Die Berliner Opern-Regisseure trauen ihrem Genre nicht mehr. In der zu Ende gehenden Spielzeit haben sie mit gewagten Kunstgriffen versucht, sich in die Jetzt-Zeit zu katapultieren. Gelungen ist das nur Hans Neuenfels bei der Verdi-Oper „Nabucco“. Daraus wurde gleich ein Skandal

von RALPH BOLLMANN

Ohne Skandale wäre Oper nur halb so schön. Mit streikenden Orchestern und erregt debattierten Haushaltslöchern unterhielten Berlins Musiktheater das Publikum in den vergangenen Jahren ebenso wie mit Dirigenten, die urplötzlich entnervt das Handtuch warfen.

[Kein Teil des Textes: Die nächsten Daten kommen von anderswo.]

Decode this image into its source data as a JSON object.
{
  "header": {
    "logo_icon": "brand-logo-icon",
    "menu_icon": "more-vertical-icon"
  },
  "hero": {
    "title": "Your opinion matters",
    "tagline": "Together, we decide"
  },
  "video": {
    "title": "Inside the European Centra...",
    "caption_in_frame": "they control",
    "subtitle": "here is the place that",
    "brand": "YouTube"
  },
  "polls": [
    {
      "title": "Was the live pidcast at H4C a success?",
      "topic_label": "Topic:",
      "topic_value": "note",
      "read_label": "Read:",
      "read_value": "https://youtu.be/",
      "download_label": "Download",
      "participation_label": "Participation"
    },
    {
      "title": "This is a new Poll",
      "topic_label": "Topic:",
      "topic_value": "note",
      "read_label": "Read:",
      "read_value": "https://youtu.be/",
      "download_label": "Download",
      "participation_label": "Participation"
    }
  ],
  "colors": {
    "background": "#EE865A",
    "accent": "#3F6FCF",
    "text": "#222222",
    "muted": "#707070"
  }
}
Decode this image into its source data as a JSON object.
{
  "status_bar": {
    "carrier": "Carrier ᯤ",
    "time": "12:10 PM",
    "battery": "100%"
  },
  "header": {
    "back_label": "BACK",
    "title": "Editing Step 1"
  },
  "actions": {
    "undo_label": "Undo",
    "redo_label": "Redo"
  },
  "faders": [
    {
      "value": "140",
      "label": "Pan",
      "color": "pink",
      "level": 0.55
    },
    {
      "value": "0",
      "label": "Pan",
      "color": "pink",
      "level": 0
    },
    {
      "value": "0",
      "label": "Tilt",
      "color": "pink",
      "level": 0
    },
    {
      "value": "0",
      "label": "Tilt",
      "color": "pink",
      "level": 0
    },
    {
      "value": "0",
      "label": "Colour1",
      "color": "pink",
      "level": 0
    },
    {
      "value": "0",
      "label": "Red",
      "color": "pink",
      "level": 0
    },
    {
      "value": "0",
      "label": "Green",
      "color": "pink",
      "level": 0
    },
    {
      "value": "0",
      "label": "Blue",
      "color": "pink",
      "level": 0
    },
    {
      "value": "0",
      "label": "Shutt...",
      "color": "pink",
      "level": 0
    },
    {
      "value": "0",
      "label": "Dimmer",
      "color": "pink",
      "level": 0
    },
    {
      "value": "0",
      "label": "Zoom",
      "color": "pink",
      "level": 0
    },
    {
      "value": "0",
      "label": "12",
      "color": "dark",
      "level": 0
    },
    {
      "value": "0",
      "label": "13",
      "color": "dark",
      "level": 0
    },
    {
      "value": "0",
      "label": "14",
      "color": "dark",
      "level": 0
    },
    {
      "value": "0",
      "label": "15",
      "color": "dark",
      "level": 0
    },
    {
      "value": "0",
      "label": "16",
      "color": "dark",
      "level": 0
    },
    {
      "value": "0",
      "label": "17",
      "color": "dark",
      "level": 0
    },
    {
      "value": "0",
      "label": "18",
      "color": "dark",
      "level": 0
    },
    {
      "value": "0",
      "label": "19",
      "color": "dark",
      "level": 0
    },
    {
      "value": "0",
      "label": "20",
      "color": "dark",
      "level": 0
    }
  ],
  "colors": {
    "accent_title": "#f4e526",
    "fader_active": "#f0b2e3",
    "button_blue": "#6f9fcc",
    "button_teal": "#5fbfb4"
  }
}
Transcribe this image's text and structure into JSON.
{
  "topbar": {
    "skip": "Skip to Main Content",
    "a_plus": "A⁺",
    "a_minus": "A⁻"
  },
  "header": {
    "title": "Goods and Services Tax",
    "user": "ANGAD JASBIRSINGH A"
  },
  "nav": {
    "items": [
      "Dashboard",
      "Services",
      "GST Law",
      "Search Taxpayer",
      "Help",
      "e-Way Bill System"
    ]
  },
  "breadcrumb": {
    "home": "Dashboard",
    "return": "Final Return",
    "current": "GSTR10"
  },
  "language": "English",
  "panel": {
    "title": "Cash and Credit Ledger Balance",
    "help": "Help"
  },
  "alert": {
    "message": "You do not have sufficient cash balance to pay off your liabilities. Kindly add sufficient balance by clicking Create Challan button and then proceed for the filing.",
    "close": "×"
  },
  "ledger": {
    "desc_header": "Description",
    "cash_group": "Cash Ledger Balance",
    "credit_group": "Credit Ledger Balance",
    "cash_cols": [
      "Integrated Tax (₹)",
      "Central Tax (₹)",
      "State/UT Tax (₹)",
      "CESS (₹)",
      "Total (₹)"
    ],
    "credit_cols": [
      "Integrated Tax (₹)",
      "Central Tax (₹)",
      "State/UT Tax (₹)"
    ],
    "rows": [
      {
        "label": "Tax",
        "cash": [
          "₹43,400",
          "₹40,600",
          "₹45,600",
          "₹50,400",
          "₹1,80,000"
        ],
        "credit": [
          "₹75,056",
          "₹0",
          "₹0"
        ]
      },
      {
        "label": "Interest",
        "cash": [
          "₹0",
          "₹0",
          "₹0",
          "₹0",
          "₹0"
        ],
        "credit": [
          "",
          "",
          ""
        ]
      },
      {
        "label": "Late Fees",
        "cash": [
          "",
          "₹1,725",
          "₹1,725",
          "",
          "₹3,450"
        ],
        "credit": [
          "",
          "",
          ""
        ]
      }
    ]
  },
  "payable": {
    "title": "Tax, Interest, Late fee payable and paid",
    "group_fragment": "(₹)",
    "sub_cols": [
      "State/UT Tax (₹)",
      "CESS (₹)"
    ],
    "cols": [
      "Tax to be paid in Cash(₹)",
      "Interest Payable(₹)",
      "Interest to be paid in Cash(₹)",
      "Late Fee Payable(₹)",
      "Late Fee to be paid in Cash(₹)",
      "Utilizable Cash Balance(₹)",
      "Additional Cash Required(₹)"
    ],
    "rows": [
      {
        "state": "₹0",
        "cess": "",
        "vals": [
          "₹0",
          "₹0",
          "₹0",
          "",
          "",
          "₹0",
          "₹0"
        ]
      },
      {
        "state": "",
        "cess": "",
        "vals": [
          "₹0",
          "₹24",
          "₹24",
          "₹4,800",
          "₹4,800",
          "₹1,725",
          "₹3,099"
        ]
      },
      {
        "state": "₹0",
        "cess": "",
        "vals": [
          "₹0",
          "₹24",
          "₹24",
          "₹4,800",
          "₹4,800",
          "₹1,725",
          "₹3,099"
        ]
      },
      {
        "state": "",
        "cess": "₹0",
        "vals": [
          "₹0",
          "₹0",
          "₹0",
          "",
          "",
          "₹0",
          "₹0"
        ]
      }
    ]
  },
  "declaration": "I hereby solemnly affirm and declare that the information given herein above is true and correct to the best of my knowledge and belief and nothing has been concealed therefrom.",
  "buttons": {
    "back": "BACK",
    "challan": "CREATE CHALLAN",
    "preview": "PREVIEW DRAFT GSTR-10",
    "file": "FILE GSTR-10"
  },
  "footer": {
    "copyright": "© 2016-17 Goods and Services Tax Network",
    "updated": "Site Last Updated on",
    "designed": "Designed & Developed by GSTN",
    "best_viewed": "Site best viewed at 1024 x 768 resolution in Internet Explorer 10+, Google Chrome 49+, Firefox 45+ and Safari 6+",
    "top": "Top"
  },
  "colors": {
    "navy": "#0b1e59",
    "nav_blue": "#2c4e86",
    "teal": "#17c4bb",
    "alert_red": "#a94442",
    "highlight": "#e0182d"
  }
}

Doch in der zu Ende gehenden Spielzeit geschah, woran niemand mehr geglaubt hätte: Berlins Opernfreunde erregten sich nicht über das Drumherum, sondern tatsächlich – über die Kunst. Das Wunder geschah ausgerechnet an der kriselnden Deutschen Oper weit draußen im alten Westberlin. Niemand hätte in der vorletzten Saison des seit 20 Jahren amtierenden Intendanten Götz Friedrich noch Großes erwartet, bevor im Sommer 2001 der Leipziger Neutöner Udo Zimmermann das Regiment übernimmt.

„Der Nabucco-Skandal“, titelte das an feingeistigen Höhenflügen sonst wenig interessierte Boulevardblatt B.Z. Der Regisseur Hans Neuenfels, dessen Arbeiten ohnehin zu den wenigen wirklich sehenswerten Arbeiten an dem Charlottenburger Haus gehören, hatte sich an jener Verdi-Oper vergriffen, die vom biederen Teil des Publikums gemeinhin wegen des ohrwürmelnden Gefangenenchors heimgesucht wird.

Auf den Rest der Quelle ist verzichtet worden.